BBH answers exhibit a greater variety of answers compared to benchmarks that use multiple-choice questions, since different tasks in BBH require different types of outputs (for example, boolean values in boolean expression tasks versus numbers in arithmetic tasks).
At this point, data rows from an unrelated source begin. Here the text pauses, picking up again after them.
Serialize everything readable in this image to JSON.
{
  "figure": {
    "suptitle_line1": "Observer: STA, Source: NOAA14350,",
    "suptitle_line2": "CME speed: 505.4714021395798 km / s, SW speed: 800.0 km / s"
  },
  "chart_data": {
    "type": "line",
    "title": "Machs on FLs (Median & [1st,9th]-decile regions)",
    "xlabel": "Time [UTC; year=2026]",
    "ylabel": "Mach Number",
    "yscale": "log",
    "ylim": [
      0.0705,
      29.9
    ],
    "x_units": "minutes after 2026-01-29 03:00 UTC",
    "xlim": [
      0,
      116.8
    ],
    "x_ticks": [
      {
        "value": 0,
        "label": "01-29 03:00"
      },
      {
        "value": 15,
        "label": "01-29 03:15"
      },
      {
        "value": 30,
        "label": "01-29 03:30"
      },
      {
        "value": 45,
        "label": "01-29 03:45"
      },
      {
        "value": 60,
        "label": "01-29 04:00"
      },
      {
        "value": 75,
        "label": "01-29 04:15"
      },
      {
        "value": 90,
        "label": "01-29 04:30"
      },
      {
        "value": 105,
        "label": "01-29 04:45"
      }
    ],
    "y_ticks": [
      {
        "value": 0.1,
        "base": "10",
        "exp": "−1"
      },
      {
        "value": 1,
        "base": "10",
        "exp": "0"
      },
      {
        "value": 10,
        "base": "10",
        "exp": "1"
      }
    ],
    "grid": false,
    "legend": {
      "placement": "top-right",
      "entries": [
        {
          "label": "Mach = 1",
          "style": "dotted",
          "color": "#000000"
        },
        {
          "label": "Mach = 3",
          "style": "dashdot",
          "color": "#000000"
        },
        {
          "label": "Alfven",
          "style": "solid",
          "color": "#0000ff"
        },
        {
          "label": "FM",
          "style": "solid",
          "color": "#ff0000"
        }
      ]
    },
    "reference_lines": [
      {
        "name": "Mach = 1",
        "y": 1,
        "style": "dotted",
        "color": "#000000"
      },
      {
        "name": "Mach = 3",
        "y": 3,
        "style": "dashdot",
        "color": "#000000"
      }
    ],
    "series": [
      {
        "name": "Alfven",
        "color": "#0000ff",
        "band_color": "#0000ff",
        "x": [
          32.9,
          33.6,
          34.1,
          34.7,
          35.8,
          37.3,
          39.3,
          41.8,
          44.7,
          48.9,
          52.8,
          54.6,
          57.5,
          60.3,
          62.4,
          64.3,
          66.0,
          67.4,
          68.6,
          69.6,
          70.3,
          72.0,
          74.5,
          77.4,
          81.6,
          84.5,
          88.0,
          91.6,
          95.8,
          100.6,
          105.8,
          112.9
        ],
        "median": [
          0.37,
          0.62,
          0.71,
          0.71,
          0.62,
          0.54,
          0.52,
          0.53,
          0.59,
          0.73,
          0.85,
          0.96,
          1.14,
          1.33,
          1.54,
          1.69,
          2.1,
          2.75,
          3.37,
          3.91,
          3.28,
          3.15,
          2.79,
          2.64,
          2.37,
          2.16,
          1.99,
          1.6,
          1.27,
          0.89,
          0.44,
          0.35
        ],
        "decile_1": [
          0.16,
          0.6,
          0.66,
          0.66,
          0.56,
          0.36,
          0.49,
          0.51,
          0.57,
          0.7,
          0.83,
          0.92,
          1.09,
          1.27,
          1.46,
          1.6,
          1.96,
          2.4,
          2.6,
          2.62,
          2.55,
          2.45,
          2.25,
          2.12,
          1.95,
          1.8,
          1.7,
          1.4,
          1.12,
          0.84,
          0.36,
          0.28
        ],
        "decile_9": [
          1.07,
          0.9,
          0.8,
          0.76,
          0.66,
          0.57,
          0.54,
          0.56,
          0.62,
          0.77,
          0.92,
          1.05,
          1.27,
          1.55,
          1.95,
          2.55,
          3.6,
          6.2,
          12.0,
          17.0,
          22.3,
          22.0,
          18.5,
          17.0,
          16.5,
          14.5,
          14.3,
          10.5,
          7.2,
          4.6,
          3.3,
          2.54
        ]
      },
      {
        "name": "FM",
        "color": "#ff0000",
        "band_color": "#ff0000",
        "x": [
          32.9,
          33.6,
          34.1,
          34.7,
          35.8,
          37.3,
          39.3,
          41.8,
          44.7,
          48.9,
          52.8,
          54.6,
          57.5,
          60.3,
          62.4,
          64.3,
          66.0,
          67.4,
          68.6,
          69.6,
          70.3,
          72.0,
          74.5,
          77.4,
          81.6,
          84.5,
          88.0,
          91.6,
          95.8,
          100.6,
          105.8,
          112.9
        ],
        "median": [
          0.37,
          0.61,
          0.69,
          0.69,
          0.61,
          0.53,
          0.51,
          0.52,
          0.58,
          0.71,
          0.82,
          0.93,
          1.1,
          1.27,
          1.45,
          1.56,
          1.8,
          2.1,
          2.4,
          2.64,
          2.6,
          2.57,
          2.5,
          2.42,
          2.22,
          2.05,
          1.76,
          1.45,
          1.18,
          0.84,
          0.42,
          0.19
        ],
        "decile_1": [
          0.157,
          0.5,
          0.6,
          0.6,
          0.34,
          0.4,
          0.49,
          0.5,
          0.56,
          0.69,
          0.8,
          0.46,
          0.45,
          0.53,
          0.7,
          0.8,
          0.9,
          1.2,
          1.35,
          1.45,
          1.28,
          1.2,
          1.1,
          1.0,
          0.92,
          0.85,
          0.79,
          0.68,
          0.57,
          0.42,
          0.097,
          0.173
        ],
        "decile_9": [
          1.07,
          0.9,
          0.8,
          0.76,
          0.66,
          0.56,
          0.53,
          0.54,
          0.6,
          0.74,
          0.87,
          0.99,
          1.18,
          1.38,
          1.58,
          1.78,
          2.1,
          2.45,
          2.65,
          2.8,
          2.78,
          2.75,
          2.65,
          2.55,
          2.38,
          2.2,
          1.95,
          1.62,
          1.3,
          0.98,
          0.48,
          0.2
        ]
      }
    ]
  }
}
To enhance benchmark performance, employing CoT prompting will prove to be extremely helpful.
Utilizing more few-shot examples (n_shots
) can greatly improve the model's robustness in generating answers in the exact correct format and boost the overall score.
BIG-Bench Hard Tasks
The BigBenchHardTask
enum classifies the diverse range of tasks covered in the BIG-Bench Hard benchmark.
from deepeval.benchmarks.tasks import BigBenchHardTask
big_tasks = [BigBenchHardTask.BOOLEAN_EXPRESSIONS]
Below is the comprehensive list of available tasks:
BOOLEAN_EXPRESSIONS
CAUSAL_JUDGEMENT
DATE_UNDERSTANDING
DISAMBIGUATION_QA
DYCK_LANGUAGES
FORMAL_FALLACIES
GEOMETRIC_SHAPES
HYPERBATON
LOGICAL_DEDUCTION_FIVE_OBJECTS
LOGICAL_DEDUCTION_SEVEN_OBJECTS
LOGICAL_DEDUCTION_THREE_OBJECTS
MOVIE_RECOMMENDATION
MULTISTEP_ARITHMETIC_TWO
NAVIGATE
OBJECT_COUNTING
PENGUINS_IN_A_TABLE
REASONING_ABOUT_COLORED_OBJECTS
RUIN_NAMES
SALIENT_TRANSLATION_ERROR_DETECTION
SNARKS
SPORTS_UNDERSTANDING
TEMPORAL_SEQUENCES
TRACKING_SHUFFLED_OBJECTS_FIVE_OBJECTS
TRACKING_SHUFFLED_OBJECTS_SEVEN_OBJECTS
TRACKING_SHUFFLED_OBJECTS_THREE_OBJECTS
WEB_OF_LIES
WORD_SORTING